The man directed the women to take turns climbing through the break in the wall where they would change into local clothing. We were sent in only after the women reemerged in their new garments. Inside, I tasted dandelions and dried fish and urine in the air. As motes of dust misted down from the roof, I gagged at rats with tails as long as rice stalks rattling in the dark corners.
“Others were here before us,” someone said.
In the light shooting through a crack in the roof, I saw plastic bags and empty bottles and flattened squares of straw and tarp for bedding. The hut, filled and emptied many times with the fleeing and the hiding, held the story of our people in its smells. But I didn’t think of myself as one of them yet.
I dressed slowly until one by one they left and I was alone again.

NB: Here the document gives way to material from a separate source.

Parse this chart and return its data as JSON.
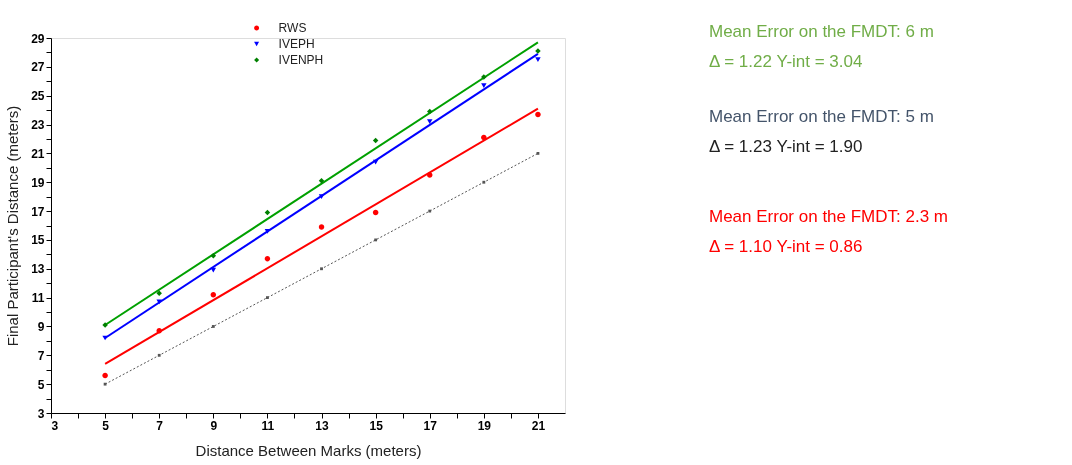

“Your first time crossing?” A boy’s voice, whistling through a gap between his front teeth, carried in the dark. “You’d do good to stick with me. I know my way around.”
The boy I would later call Namil hiccuped and came closer so that I smelled the alcohol on him. I saw his slight silhouette and his smile, so wide it was as if both sides were being pulled apart by strings. He pulled out a bun from his jacket pocket and tore it in half. “Here, you can have some.”
“Where did you get this?”
“The trash is high quality here, not like back home. You get fat off what they throw away, really! You’ll find out. And the Christians — the good ones — they’ll practically give you their house if you look young and sad and tell them you’re an orphan.”
But I wasn’t an orphan. I still had Eomeoni and my dongsaeng, one more long journey awaiting us from China to the safety of another country. The boy tucked the piece of bun in my hand though I wasn’t going to reduce myself to feeding off garbage. The rats stilled and became attentive. I stared at the stale bread, repulsed, but was touched by his kindness and pretended to take a bite of it.
At a rattling sound outside, the boy instantly turned wary. When a voice spiked in through the crack, he sank behind a couch with filling springing out of its seats. His speed, his animal intuition, made me feel soft, my brain padded by dull fatty layers that didn’t know how to read any of the signs around me.
Outside, I saw that Eomeoni had chosen only white clothes, the traditional color of mourning. Her knuckle was locked in her mouth, and I wondered if she was thinking about Abeoji. Or was she crying for our home, our lost lives? Only then I noticed, in the way that time became slow for me, that some men as large as sedans were now positioned behind Red Leather Jacket.
It was as if one of my mother’s film reels played in slow motion, the way our men lined up in front of the women. The way some of us were already turned sideways even while standing in front of our women, prepared to run. I stayed behind in the back with my eomeoni and my dongsaeng, and my hands found theirs without my knowing. A man was shouting, his face inches away from Red Leather Jacket’s droopy left eye.
“What are you doing with the baby?” he said.
One of the men trained a gun on him. He stepped back.
They had wrenched the baby from the eomma, and the eomma had collapsed at Red Leather Jacket’s feet, her hands curled around the tops of his shoes. A cry gurgled out of her as he kicked her away from him — I will never forget that sound.